Илья потянулся и тряхнул головой, стряхивая остатки сна.
Квакуша выполнил приказ и вновь возник у брусьев.
— Ты чего?
Дневальный развел руками.
— Та я того… Як… Как, то есть… Тут, товарищ сержант, и не знаю як буть… Быть…
— Что ты мямлишь! Что случилось? — Илья взглянул на часы, но в казарменном сумраке не смог разобрать положение стрелок на циферблате. — Сколько время?
— Та ничего нэ случилось. Ничого такого… А время зара… тильки гимн гралы, тэпэр — теперь новости… — заволновался Квакуша, мешая русские и украинские слова.
— Как «тильки гимн гралы», сегодня же воскресенье — подъем на час позже. Чего же ты меня так рано разбудил, лапоть! — Илья хотел обозлиться на дневального, но раздумал и снова растянулся на матах. — Ладно, иди на тумбочку.
Дневальный не тронулся с места.
— Что еще?
— Та я того… Дило… Дело такэ…
— Говори по-украински, — разрешил Илья.
— Я, товарищу сержант, нияк нэ пойму… — Квакуша опять развел в стороны руки. — С подйомом, як бытии?..
— А в чем, собственно проблема?
— Шо? — подался вперед дневальный.
Илья вздохнул:
— Ты, кажется, хотел спросить что-то про подъем. Какие трудности?
— Та я ничого. Цэ товарыш рядовой Дюдин. Кажуть, шо подйома седни нэ командують…
— Ах, товарищ рядовой Дюдин «так кажуть»! — усмехнулся Илья, как второй дневальный инструктировал Квакушу перед тем как завалиться спать
Витька Дюдин был с Ильей одного года призыва и почти земляк — из подмосковного города Химки. Витька не упускал случая, ради хохмы, покуражиться над молодыми. После его «отеческих» наставлений уборщики мыли ступеньки лестницы до третьего этажа снизу вверх. «Возможна утечка военных секретов в грязи», — объяснял он свои требования. Принимая наряд по роте, Витька мог запросто заставить дневальных пересчитать поштучно патроны в ящиках боеприпасов, проверять, как на пакете молока, срок годности на противотанковом гранатомете — «чтобы страна могла спать спокойно». Страна давно видела сны, а наряд во главе с дежурным по роте, тоже из молодых, ворочали тяжелые патронные ящики и ломали голову над вопросом: где на теле «шмеля» указан срок годности. На гарнизонную гауптвахту за неуставные отношения, Витьку отконвоировали, после того как он настойчиво понуждал дневальных побрить гипсовый бюст вождя мирового пролетариата в ленинской комнате, а заодно привести в уставной порядок внешности других теоретиков научного коммунизма, портреты которых висели на стенах в «ленинке»: «заросли больно — смотреть противно!».
Квакуша шмыгнул носом:
— Ага, так кажуть…
— И как товарищ рядовой это мотивировали?
— Шо?..
— Шо, шо! — передразнил дневального Илья. — Что тебе сказал Дюдин про подъем?

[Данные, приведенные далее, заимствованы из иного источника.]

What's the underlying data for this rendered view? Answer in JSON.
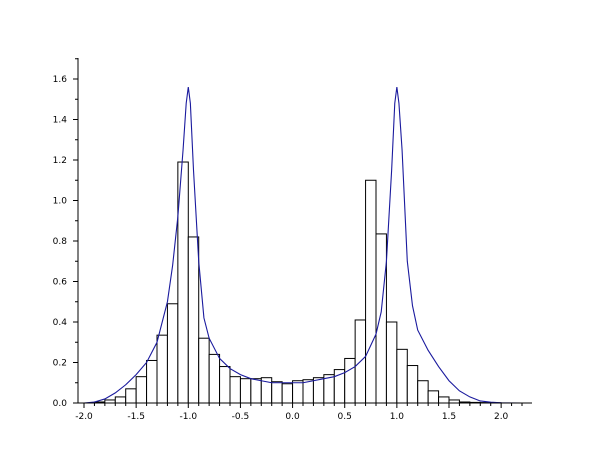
{
  "chart_data": {
    "type": "bar",
    "xlim": [
      -2.0,
      2.2
    ],
    "ylim": [
      0.0,
      1.6
    ],
    "x_ticks": [
      -2.0,
      -1.5,
      -1.0,
      -0.5,
      0.0,
      0.5,
      1.0,
      1.5,
      2.0
    ],
    "x_tick_labels": [
      "-2.0",
      "-1.5",
      "-1.0",
      "-0.5",
      "0.0",
      "0.5",
      "1.0",
      "1.5",
      "2.0"
    ],
    "y_ticks": [
      0.0,
      0.2,
      0.4,
      0.6,
      0.8,
      1.0,
      1.2,
      1.4,
      1.6
    ],
    "y_tick_labels": [
      "0.0",
      "0.2",
      "0.4",
      "0.6",
      "0.8",
      "1.0",
      "1.2",
      "1.4",
      "1.6"
    ],
    "grid": false,
    "histogram": {
      "bin_width": 0.1,
      "bin_starts": [
        -1.9,
        -1.8,
        -1.7,
        -1.6,
        -1.5,
        -1.4,
        -1.3,
        -1.2,
        -1.1,
        -1.0,
        -0.9,
        -0.8,
        -0.7,
        -0.6,
        -0.5,
        -0.4,
        -0.3,
        -0.2,
        -0.1,
        0.0,
        0.1,
        0.2,
        0.3,
        0.4,
        0.5,
        0.6,
        0.7,
        0.8,
        0.9,
        1.0,
        1.1,
        1.2,
        1.3,
        1.4,
        1.5,
        1.6,
        1.7,
        1.8,
        1.9
      ],
      "values": [
        0.005,
        0.015,
        0.03,
        0.07,
        0.13,
        0.21,
        0.335,
        0.49,
        1.19,
        0.82,
        0.32,
        0.24,
        0.18,
        0.13,
        0.12,
        0.12,
        0.125,
        0.105,
        0.095,
        0.11,
        0.115,
        0.125,
        0.14,
        0.165,
        0.22,
        0.41,
        1.1,
        0.835,
        0.4,
        0.265,
        0.185,
        0.11,
        0.06,
        0.03,
        0.015,
        0.005,
        0.003,
        0.002,
        0.001
      ]
    },
    "density_curve": {
      "x": [
        -2.0,
        -1.9,
        -1.8,
        -1.7,
        -1.6,
        -1.5,
        -1.4,
        -1.3,
        -1.2,
        -1.15,
        -1.1,
        -1.05,
        -1.02,
        -1.0,
        -0.98,
        -0.95,
        -0.9,
        -0.85,
        -0.8,
        -0.7,
        -0.6,
        -0.5,
        -0.4,
        -0.3,
        -0.2,
        -0.1,
        0.0,
        0.1,
        0.2,
        0.3,
        0.4,
        0.5,
        0.6,
        0.7,
        0.8,
        0.85,
        0.9,
        0.95,
        0.98,
        1.0,
        1.02,
        1.05,
        1.1,
        1.15,
        1.2,
        1.3,
        1.4,
        1.5,
        1.6,
        1.7,
        1.8,
        1.9,
        2.0,
        2.2
      ],
      "y": [
        0.0,
        0.005,
        0.02,
        0.05,
        0.09,
        0.14,
        0.2,
        0.3,
        0.5,
        0.68,
        0.92,
        1.25,
        1.48,
        1.56,
        1.48,
        1.15,
        0.7,
        0.42,
        0.32,
        0.22,
        0.17,
        0.14,
        0.12,
        0.11,
        0.1,
        0.1,
        0.1,
        0.1,
        0.11,
        0.12,
        0.13,
        0.15,
        0.18,
        0.23,
        0.34,
        0.45,
        0.7,
        1.15,
        1.48,
        1.56,
        1.48,
        1.25,
        0.7,
        0.48,
        0.36,
        0.26,
        0.18,
        0.11,
        0.06,
        0.03,
        0.01,
        0.004,
        0.001,
        0.0
      ]
    }
  }
}
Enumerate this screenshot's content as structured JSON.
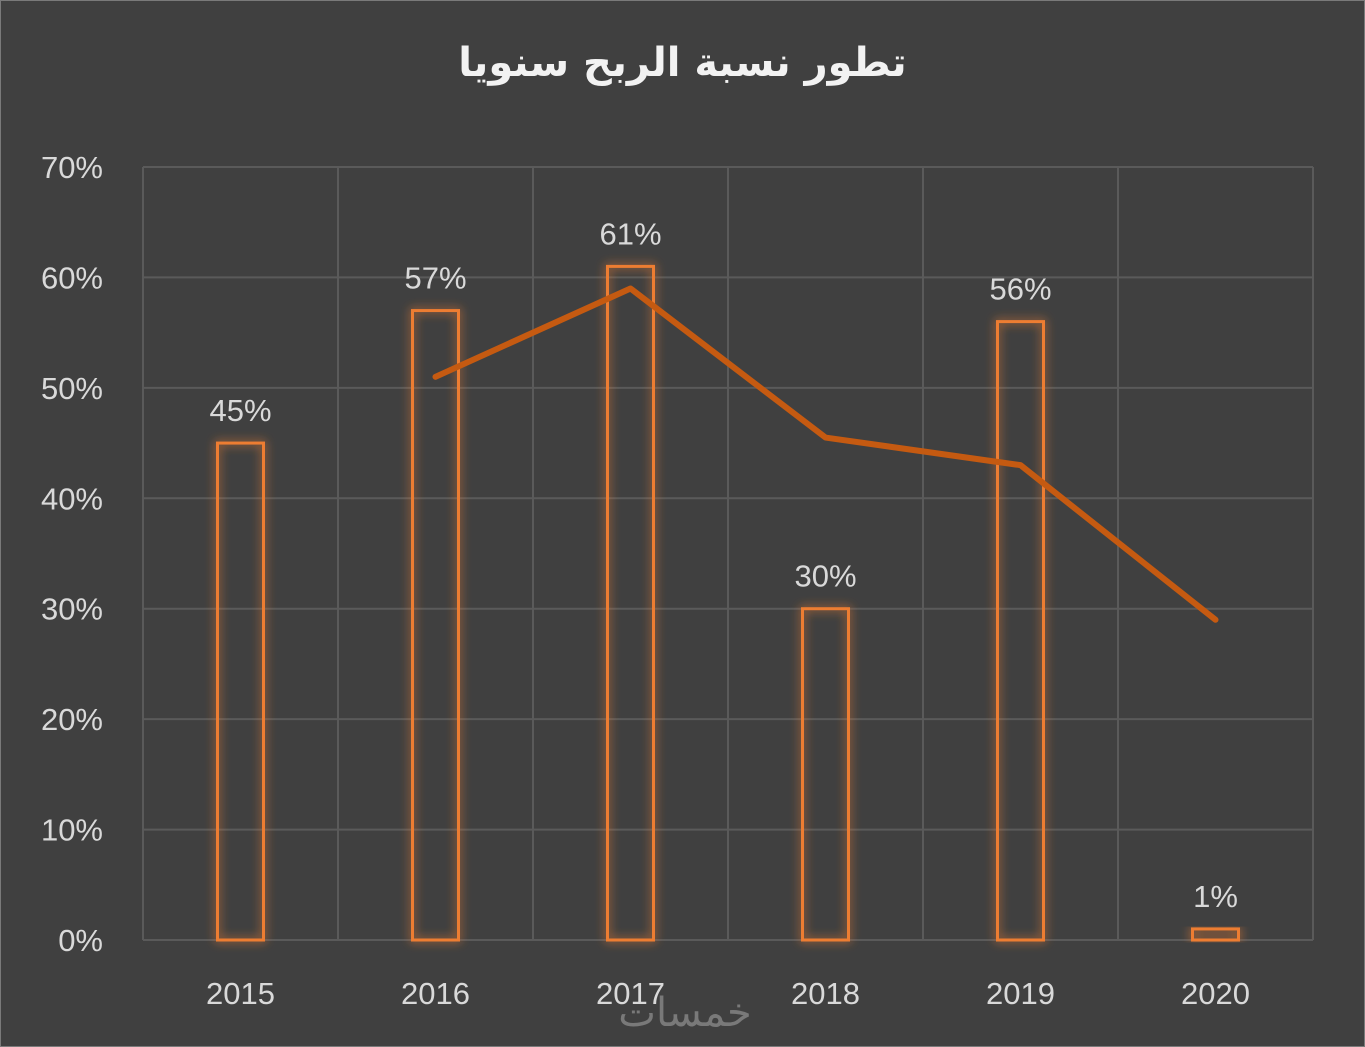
{
  "chart_data": {
    "type": "bar",
    "title": "تطور نسبة الربح سنويا",
    "categories": [
      "2015",
      "2016",
      "2017",
      "2018",
      "2019",
      "2020"
    ],
    "series": [
      {
        "type": "bar",
        "values": [
          45,
          57,
          61,
          30,
          56,
          1
        ],
        "data_labels": [
          "45%",
          "57%",
          "61%",
          "30%",
          "56%",
          "1%"
        ],
        "color": "#ED7D31"
      },
      {
        "type": "line",
        "values": [
          null,
          51,
          59,
          45.5,
          43,
          29
        ],
        "color": "#C55A11"
      }
    ],
    "ylim": [
      0,
      70
    ],
    "yticks": [
      0,
      10,
      20,
      30,
      40,
      50,
      60,
      70
    ],
    "ytick_labels": [
      "0%",
      "10%",
      "20%",
      "30%",
      "40%",
      "50%",
      "60%",
      "70%"
    ],
    "grid": true,
    "background": "#404040",
    "gridline_color": "#5a5a5a",
    "text_color": "#d9d9d9"
  },
  "watermark": "خمسات"
}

— А-а… — понимающе протянул тот. — Та ж спочатку такэ казав товарыш старший лейтенант…
— Как?!. Дежурный по части сказал, что подъема сегодня не командуют?.. — изумился Илья. — Так тебе и сказал?…
— Ни… ни мэнэ, — замотал головой Квакуша, — то он, казав товарышу рядовому, а товарыш рядовой…

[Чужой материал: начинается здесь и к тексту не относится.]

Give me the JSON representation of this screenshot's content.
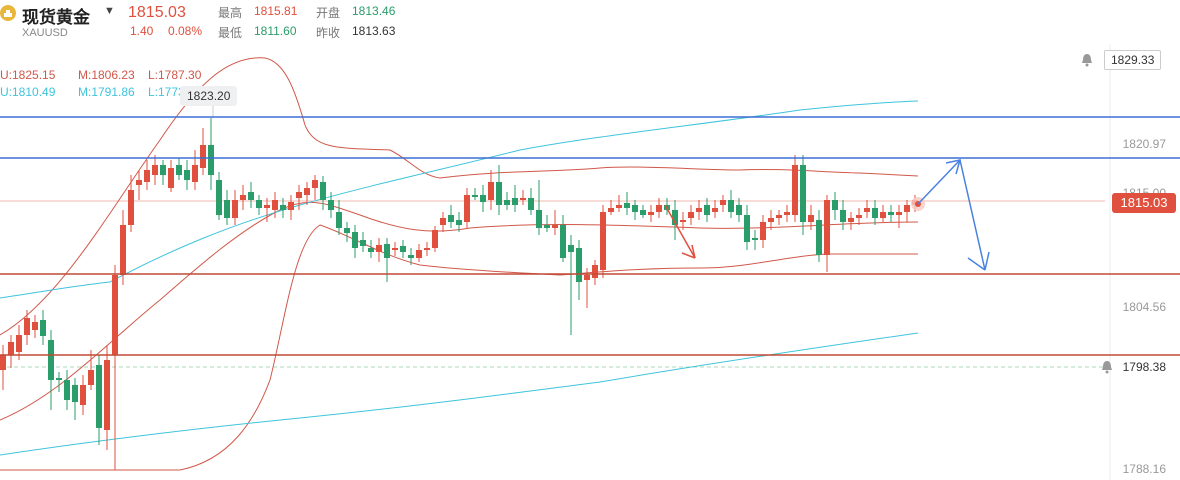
{
  "header": {
    "symbol_name": "现货黄金",
    "symbol_code": "XAUUSD",
    "last_price": "1815.03",
    "change": "1.40",
    "change_pct": "0.08%",
    "high_label": "最高",
    "high": "1815.81",
    "open_label": "开盘",
    "open": "1813.46",
    "low_label": "最低",
    "low": "1811.60",
    "prev_label": "昨收",
    "prev_close": "1813.63"
  },
  "bollinger": {
    "upper": "U:1825.15",
    "middle": "M:1806.23",
    "lower": "L:1787.30"
  },
  "bollinger2": {
    "upper": "U:1810.49",
    "middle": "M:1791.86",
    "lower": "L:1773.29"
  },
  "annotations": {
    "high_marker": "1823.20",
    "current_price_tag": "1815.03",
    "alert_top": "1829.33",
    "alert_bottom": "1798.38"
  },
  "axis": {
    "labels": [
      "1820.97",
      "1815.00",
      "1804.56",
      "1788.16"
    ]
  },
  "colors": {
    "up": "#e0503e",
    "down": "#2a9d6a",
    "boll": "#d0584a",
    "ma": "#3ec4dc",
    "resist": "#3b6fd6",
    "support": "#c04a36",
    "arrow": "#4a82e0"
  },
  "icons": {
    "symbol": "gold-bar-icon",
    "dropdown": "caret-down-icon",
    "alert": "bell-icon"
  }
}
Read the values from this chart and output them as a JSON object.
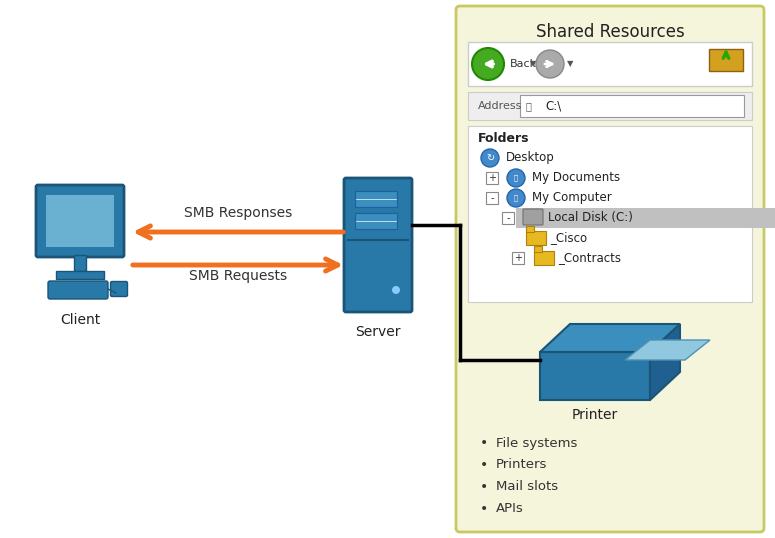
{
  "bg_color": "#ffffff",
  "panel_bg": "#f5f5dc",
  "panel_border": "#c8c864",
  "title_text": "Shared Resources",
  "client_label": "Client",
  "server_label": "Server",
  "printer_label": "Printer",
  "response_label": "SMB Responses",
  "request_label": "SMB Requests",
  "arrow_color": "#f07020",
  "blue_dark": "#2878a8",
  "blue_mid": "#3a8fbe",
  "blue_light": "#6ab0d0",
  "folder_color": "#e8b820",
  "bullet_items": [
    "File systems",
    "Printers",
    "Mail slots",
    "APIs"
  ],
  "address_text": "C:\\",
  "nav_gray": "#d4d0c8",
  "green_btn": "#44aa22",
  "gray_btn": "#aaaaaa"
}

— Ну, хорошо, оставим тот дюдинский бред, ты сам-то подумал: с какой радости, вдруг, сегодня не командуют подъем? Ведь устав никто не отменял даже по воскресеньям!..
— Та ж, цэ выборы!..
— Ну, выборы, и что из того?..
— Як шо?.. — Квакуша недоуменно уставился на Илью. — Власти нэмаэ!..

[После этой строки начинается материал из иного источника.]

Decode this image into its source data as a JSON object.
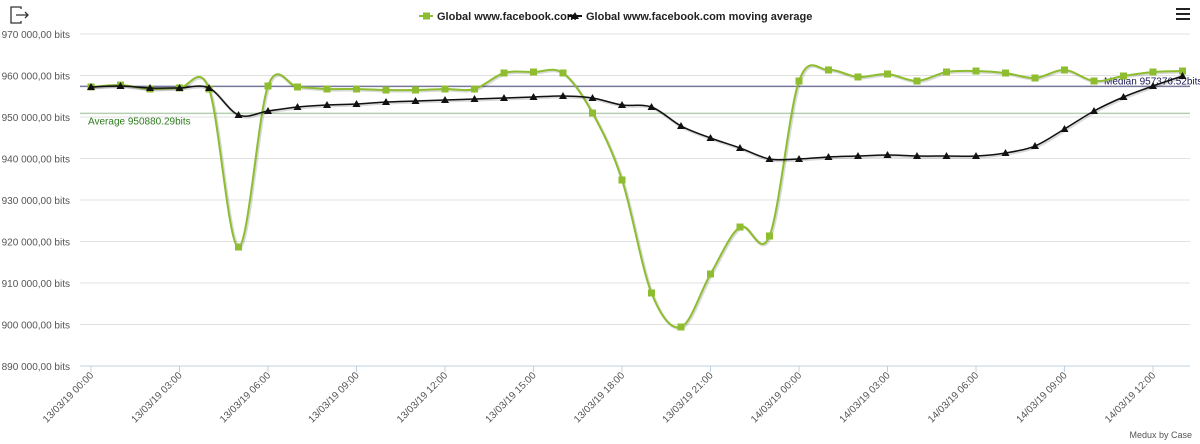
{
  "credit": "Medux by Case",
  "colors": {
    "green": "#8ebd2f",
    "black": "#111111",
    "median": "#333366",
    "average": "#2e7d1e"
  },
  "chart_data": {
    "type": "line",
    "ylim": [
      890000,
      970000
    ],
    "yticks": [
      890000,
      900000,
      910000,
      920000,
      930000,
      940000,
      950000,
      960000,
      970000
    ],
    "ytick_labels": [
      "890 000,00 bits",
      "900 000,00 bits",
      "910 000,00 bits",
      "920 000,00 bits",
      "930 000,00 bits",
      "940 000,00 bits",
      "950 000,00 bits",
      "960 000,00 bits",
      "970 000,00 bits"
    ],
    "xtick_labels": [
      "13/03/19 00:00",
      "13/03/19 03:00",
      "13/03/19 06:00",
      "13/03/19 09:00",
      "13/03/19 12:00",
      "13/03/19 15:00",
      "13/03/19 18:00",
      "13/03/19 21:00",
      "14/03/19 00:00",
      "14/03/19 03:00",
      "14/03/19 06:00",
      "14/03/19 09:00",
      "14/03/19 12:00"
    ],
    "x_step_hours": 1,
    "series": [
      {
        "name": "Global www.facebook.com",
        "values": [
          957230,
          957700,
          956750,
          957000,
          956750,
          918670,
          957470,
          957230,
          956750,
          956750,
          956500,
          956500,
          956750,
          956750,
          960600,
          960840,
          960600,
          950960,
          934820,
          907590,
          899400,
          912170,
          923490,
          921330,
          958670,
          961330,
          959640,
          960360,
          958670,
          960840,
          961080,
          960600,
          959400,
          961330,
          958670,
          959880,
          960840,
          961080
        ]
      },
      {
        "name": "Global www.facebook.com moving average",
        "values": [
          957230,
          957470,
          957000,
          957000,
          957000,
          950480,
          951450,
          952410,
          952890,
          953130,
          953610,
          953850,
          954100,
          954340,
          954580,
          954820,
          955060,
          954580,
          952890,
          952410,
          947830,
          944940,
          942530,
          939880,
          939880,
          940360,
          940600,
          940840,
          940600,
          940600,
          940600,
          941330,
          943010,
          947110,
          951450,
          954820,
          957470,
          959880
        ]
      }
    ],
    "plotlines": [
      {
        "label": "Median 957376.52bits",
        "value": 957376.52
      },
      {
        "label": "Average 950880.29bits",
        "value": 950880.29
      }
    ]
  }
}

— Ты!.. Ты, это чего?.. — опешил Илья, приподнимаясь на локоть. — Ты соображаешь, что говоришь?.. Как это «власти нэмаэ»? И куда же она, по- твоему, подевалась?
— Та ж, того… як його… — голос Квакуши задрожал. — Выборы… Товарыш рядовой так казалы: одных вже немаэ, а других ще выбрати треба… И по радиву тэж самэ…
— Что и по радио говорят, что у нас власти сегодня нет? — строго спросил Илья.
— Ни… По радиву гутарят, шо выборы, — пояснил дневальный. — Дюже гутарят, я у шесты годын бачил… И ышо… — он опасливо огляделся, — ышо, не по радиву, товарыш рядовой казалы, шо ым лично на власть — тьфу! Чи вона е — чи ни. Так и казалы, як отдыхать пошли…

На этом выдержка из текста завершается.